La nouvelle présidente du FIPA, Caroline Huppert (après Michel Mitrani, Marie-France Pisier et Yamina Benguigui) n'est pas de reste. Elle stigmatise la politique des chaînes d'acheter surtout américain et anglo-saxon et déclare qu'elle est opposée à la publicité sur les chaînes publiques aux heures de grande écoute !
« Plus je sèmerai le trouble, plus j'aurais réussi » aura été encore une fois la devise Deleau : Cette année le FIPA avait programmé le canular de Philippe Dutilleul « Tout ça (ne nous rendra pas la Belgique) » montré en Belgique le 13 décembre et tout de suite interdit à la diffusion par la RTBF. Pris au sérieux par une grande partie du public, le film annonçait la sécession de la Flandre et s'inscrit dans le travail décapant autour du magazine Striptease dont les Belges ont le secret, en posant néanmoins le problème du canular politique et de sa gestion. Autres brûlots étaient les docu-fictions françaises « René Bousquet ou le Grand arrangement» incarné sobrement par Daniel Prévost, admirablement écrit par Beuchot et Desrosières, réalisé par Laurent Heynemann et « Monsieur Max » de Gabriel Aghion, interprété par un bouleversant Jean-Claude Brialy, fourraient leur nez dans les sujets qui fâchent : Vichy, la collaboration avec les allemands, la trahison, pis, l'indifférence des amis. Les jeunes réalisateurs Stéphane Marchetti et Alexis Monchovet (trois fois primé) ont fait un travail remarquable en Palestine : «Rafah-Chroniques d'une ville dans la bande de Gaza » est un film précieux sur les événements entre le 12 septembre 2005 et le 12 septembre 2006 (du démantèlement des colonies jusqu'aux élections qui portent le Hamas au pouvoir et l'enlèvement de Gilad Shalit).

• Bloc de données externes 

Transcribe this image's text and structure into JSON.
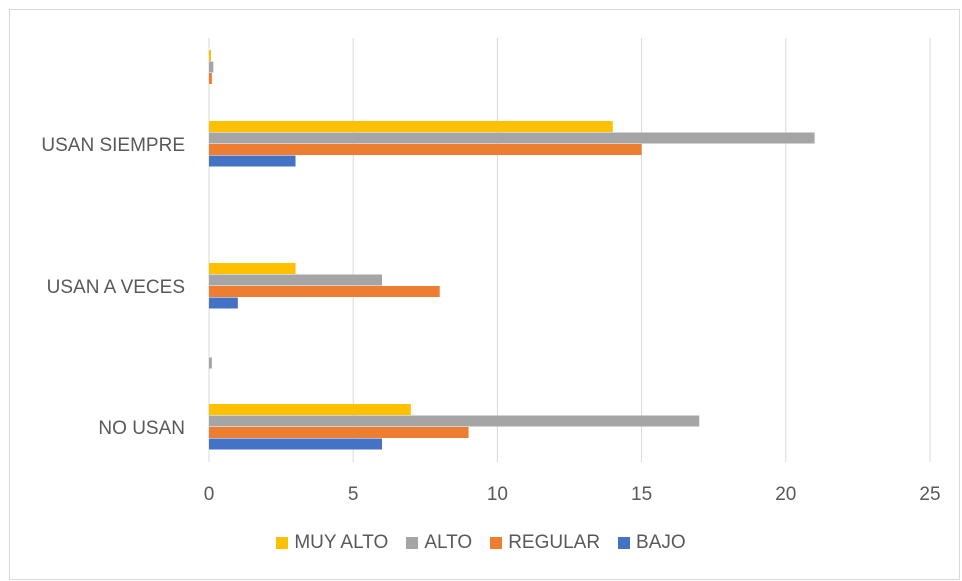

On n'aura jamais vu le quotidien des habitants de cette façon et enfin compris la guerre fratricide (entre clans, familles et Fatah et Hamas) qui déchire les Palestiniens. Etait-ce par envie de choquer que Deleau a décidé de faire suivre ce film par un reportage sur les victimes d'Abu Graîb ? Un film réalisé par Olivia Rousset, Australie, qui filme et enquête sans aucune distance et transforme le public en voyeurs sadiques en le confrontant à répétition aux images insoutenables partiellement connues ? « Abu Graïb Trilogy » crée un trouble malsain. Alors que Rithy Panh poursuit son admirable travail sur l'histoire du Cambodge en train de se vivre (très mal) par les jeunes femmes et leurs corps sacrifiés. «Le papier ne peut pas envelopper la braise » filme très près aussi, mais quelle différence ! C'est sûrement là, le secret du cinéma !

FIPA d'OR des documentaires de création, il sera visible à Paris en clôture du Festival du Réel.